夜が更け、雨が少し細くなるころ、五人はドームの屋上に出た。風が湿っていて、頬に塩が付く。湾の向こうで、タンカーの灯が静かに揺れている。世界の問題は、ここでは解けない。けれど自分の手の届く範囲なら、少しだけ変えられる。


シオリはポケットから犬のカードを出した。濡れていたはずなのに、乾いている。カードの瞳の模様が、かすかに温かい。


「これ、どうするの」

「燃やすなよ」

サトルが言う。

「燃やしたら火事になる。電力が足りないのに」

ユウタが真顔で言い、レイが笑った。


カズマがカードを見つめ、ゆっくり言った。


「俺、明日から投資の割合を変える。噂で跳ねる銘柄じゃなくて、港の設備更新とか、地味だけど必要な所へ。儲けは減るかもしれない。でも、減ってもいい」

「減るって言うな。減算みたいで怖い」

シオリが言うと、全員が一瞬だけ固まり、次に笑った。噛み合わない会話が、ここでは噛み合っている。


レイは端末を閉じた。


「私は記事を書く。でも煽らない。封鎖も協議も、格闘も。ひとまとめにして、正しく重さを残す」

「俺はジムで無料体験を増やす」

サトルが言う。

「世界大会の金メダルの話だけじゃなくて、転ばない歩き方も教える。今夜みたいな夜に」


ユウタは湾を見て、息を吐いた。


「協議は続く。相手国も、こちらの弱さを見た。でも弱さを隠すより、共有したほうが強い。半導体不足も、言い訳にせず更新計画を組み直す。港のバックドアは塞ぐ」


その瞬間、五人の端末が同時に震えた。ピロン。最後の通知。


纏目ナナ:卒業配信、終了。まとめの権限、分散。犬のカードは各自一枚。なくさないで。狐の印は、まだまとめない。

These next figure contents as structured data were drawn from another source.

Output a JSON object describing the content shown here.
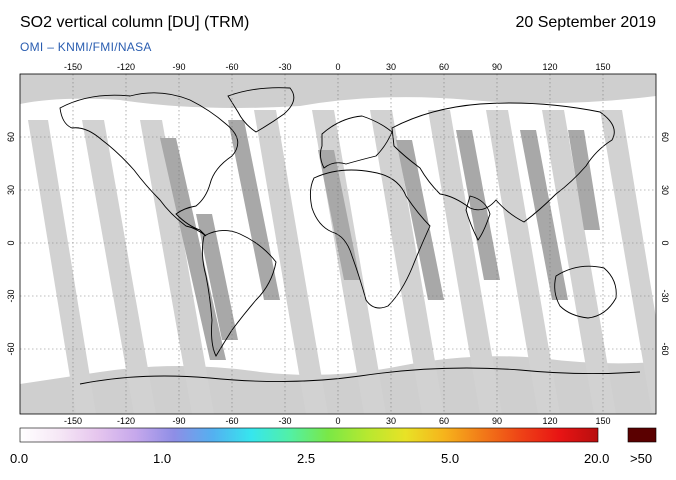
{
  "title": "SO2 vertical column [DU] (TRM)",
  "date": "20 September 2019",
  "credit": "OMI  –  KNMI/FMI/NASA",
  "lon_ticks": [
    "-150",
    "-120",
    "-90",
    "-60",
    "-30",
    "0",
    "30",
    "60",
    "90",
    "120",
    "150"
  ],
  "lat_ticks": [
    "60",
    "30",
    "0",
    "-30",
    "-60"
  ],
  "colorbar": {
    "labels": [
      "0.0",
      "1.0",
      "2.5",
      "5.0",
      "20.0"
    ],
    "overflow_label": ">50",
    "colors": [
      "#ffffff",
      "#f6e8f6",
      "#e6c6ee",
      "#c6a8ec",
      "#8e8ee6",
      "#54b0f0",
      "#36e6ee",
      "#52f0a6",
      "#7ae846",
      "#b6e830",
      "#e8e226",
      "#f6b41c",
      "#f27a18",
      "#ee4216",
      "#e81414",
      "#b80e0e"
    ],
    "overflow_color": "#5a0000"
  },
  "map_colors": {
    "ocean_land_background": "#ffffff",
    "no_data": "#cfcfcf",
    "darker_swath": "#a8a8a8",
    "coast": "#000000"
  }
}
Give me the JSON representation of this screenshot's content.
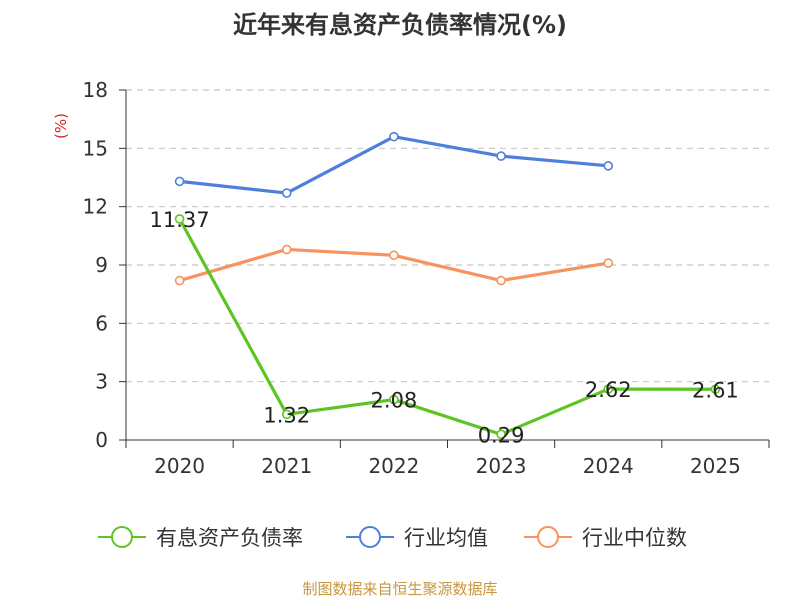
{
  "chart_data": {
    "type": "line",
    "title": "近年来有息资产负债率情况(%)",
    "ylabel": "(%)",
    "xlabel": "",
    "categories": [
      "2020",
      "2021",
      "2022",
      "2023",
      "2024",
      "2025"
    ],
    "ylim": [
      0,
      18
    ],
    "yticks": [
      "0",
      "3",
      "6",
      "9",
      "12",
      "15",
      "18"
    ],
    "grid": true,
    "legend_position": "bottom",
    "series": [
      {
        "name": "有息资产负债率",
        "color": "#5cc524",
        "values": [
          11.37,
          1.32,
          2.08,
          0.29,
          2.62,
          2.61
        ],
        "labels": [
          "11.37",
          "1.32",
          "2.08",
          "0.29",
          "2.62",
          "2.61"
        ]
      },
      {
        "name": "行业均值",
        "color": "#4e7fdc",
        "values": [
          13.3,
          12.7,
          15.6,
          14.6,
          14.1,
          null
        ]
      },
      {
        "name": "行业中位数",
        "color": "#f6935f",
        "values": [
          8.2,
          9.8,
          9.5,
          8.2,
          9.1,
          null
        ]
      }
    ]
  },
  "source": "制图数据来自恒生聚源数据库",
  "colors": {
    "axis": "#333333",
    "grid": "#c8c8c8",
    "unit": "#dd2222",
    "source": "#c8963c"
  }
}
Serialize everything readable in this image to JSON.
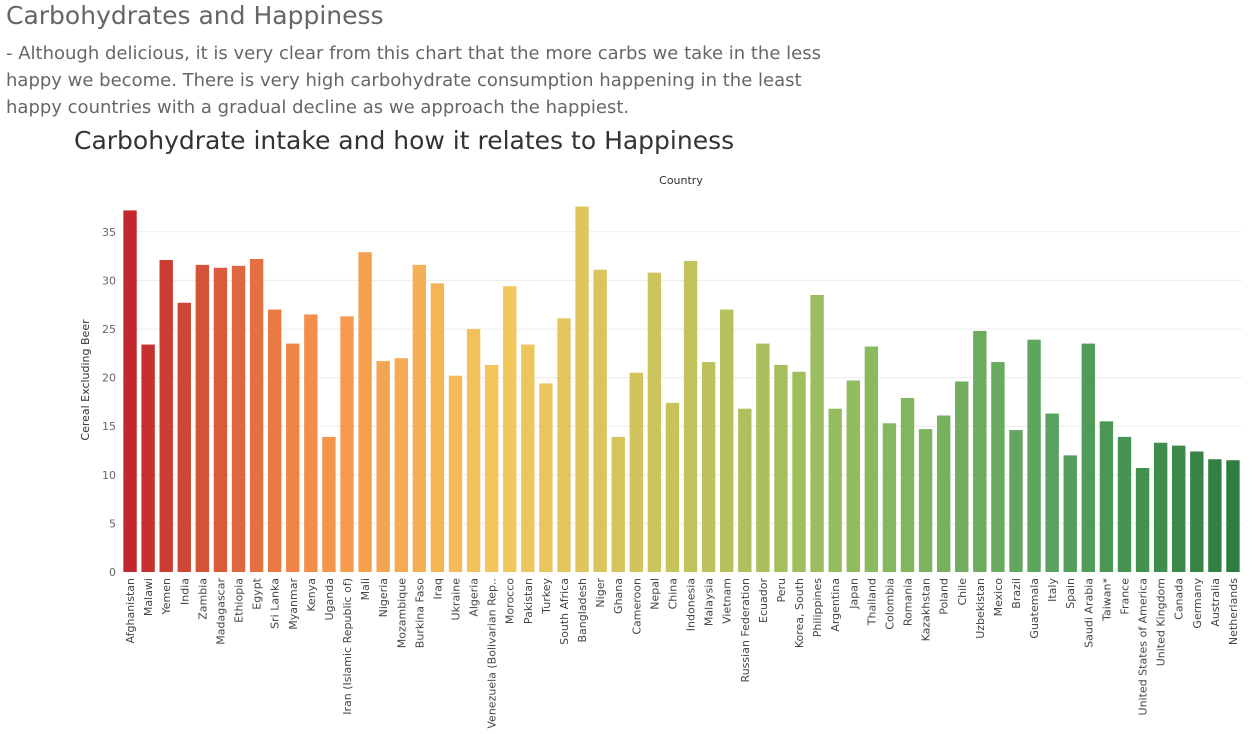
{
  "page": {
    "title": "Carbohydrates and Happiness",
    "description_lines": [
      "- Although delicious, it is very clear from this chart that the more carbs we take in the less",
      "happy we become. There is very high carbohydrate consumption happening in the least",
      "happy countries with a gradual decline as we approach the happiest."
    ]
  },
  "chart_data": {
    "type": "bar",
    "title": "Carbohydrate intake and how it relates to Happiness",
    "xlabel": "Country",
    "ylabel": "Cereal Excluding Beer",
    "ylim": [
      0,
      37.5
    ],
    "yticks": [
      0,
      5,
      10,
      15,
      20,
      25,
      30,
      35
    ],
    "grid": "horizontal",
    "color_scale": [
      "#c1272d",
      "#f4914a",
      "#f4c75c",
      "#c5c35c",
      "#8cbb5e",
      "#5aa35e",
      "#2e7d40"
    ],
    "categories": [
      "Afghanistan",
      "Malawi",
      "Yemen",
      "India",
      "Zambia",
      "Madagascar",
      "Ethiopia",
      "Egypt",
      "Sri Lanka",
      "Myanmar",
      "Kenya",
      "Uganda",
      "Iran (Islamic Republic of)",
      "Mali",
      "Nigeria",
      "Mozambique",
      "Burkina Faso",
      "Iraq",
      "Ukraine",
      "Algeria",
      "Venezuela (Bolivarian Rep..",
      "Morocco",
      "Pakistan",
      "Turkey",
      "South Africa",
      "Bangladesh",
      "Niger",
      "Ghana",
      "Cameroon",
      "Nepal",
      "China",
      "Indonesia",
      "Malaysia",
      "Vietnam",
      "Russian Federation",
      "Ecuador",
      "Peru",
      "Korea, South",
      "Philippines",
      "Argentina",
      "Japan",
      "Thailand",
      "Colombia",
      "Romania",
      "Kazakhstan",
      "Poland",
      "Chile",
      "Uzbekistan",
      "Mexico",
      "Brazil",
      "Guatemala",
      "Italy",
      "Spain",
      "Saudi Arabia",
      "Taiwan*",
      "France",
      "United States of America",
      "United Kingdom",
      "Canada",
      "Germany",
      "Australia",
      "Netherlands"
    ],
    "values": [
      37.2,
      23.4,
      32.1,
      27.7,
      31.6,
      31.3,
      31.5,
      32.2,
      27.0,
      23.5,
      26.5,
      13.9,
      26.3,
      32.9,
      21.7,
      22.0,
      31.6,
      29.7,
      20.2,
      25.0,
      21.3,
      29.4,
      23.4,
      19.4,
      26.1,
      37.6,
      31.1,
      13.9,
      20.5,
      30.8,
      17.4,
      32.0,
      21.6,
      27.0,
      16.8,
      23.5,
      21.3,
      20.6,
      28.5,
      16.8,
      19.7,
      23.2,
      15.3,
      17.9,
      14.7,
      16.1,
      19.6,
      24.8,
      21.6,
      14.6,
      23.9,
      16.3,
      12.0,
      23.5,
      15.5,
      13.9,
      10.7,
      13.3,
      13.0,
      12.4,
      11.6,
      11.5
    ]
  }
}
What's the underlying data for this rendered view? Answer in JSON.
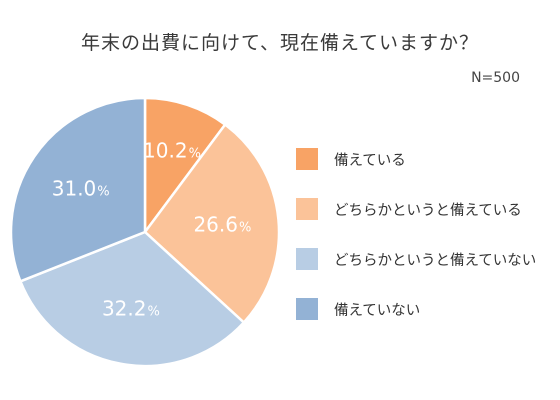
{
  "chart_data": {
    "type": "pie",
    "title": "年末の出費に向けて、現在備えていますか？",
    "note": "N=500",
    "unit": "%",
    "slices": [
      {
        "label": "備えている",
        "value": 10.2,
        "color": "#f8a365"
      },
      {
        "label": "どちらかというと備えている",
        "value": 26.6,
        "color": "#fbc399"
      },
      {
        "label": "どちらかというと備えていない",
        "value": 32.2,
        "color": "#b8cde4"
      },
      {
        "label": "備えていない",
        "value": 31.0,
        "color": "#93b2d5"
      }
    ],
    "legend_position": "right",
    "start_angle": "top",
    "direction": "clockwise"
  }
}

通知の最後の一行が、妙に人間くさい。シオリはカードを握りしめ、湾の冷たい風を吸った。


雨は止みかけている。湿った冬の夜は終わらない。けれど、終わらない夜でも、誰かが灯りを戻せる。


(了)

――あとがき――

今作では、米国によるベネズエラ産原油タンカーへの海上封鎖の報を、冒頭の港で光の封鎖線が走る場面と、ドームで偽の退避表示が拡散する仕掛けに転写しました。日景平均が三日ぶりに反発したという市況は、株城カズマの部屋のチャートとして入れ、数字が生活費に直結する感覚を強めています。ホン多自動車の半導体不足による減産は、砂川ユウタが旧式設備を抱える理由になり、弱点が事件の鍵になる形で回収しました。さらに日・アラブ首長国連邦のエネルギー協力協議は湾岸ドームに収束させ、拳竜サトルのノーギ柔術の金メダル話は、暴力ではなく制止として描いています。全体は社会派寄りの近未来サスペンスとして進めつつ、最後だけ「まとめなな」の正体でSFに反転するB型を採りました。現実の報道が持つ重さを踏まえ、解決を誇張しすぎず、街の小さな選択に焦点を当てています。『この物語は、こうしたニュースにインスパイアされました。』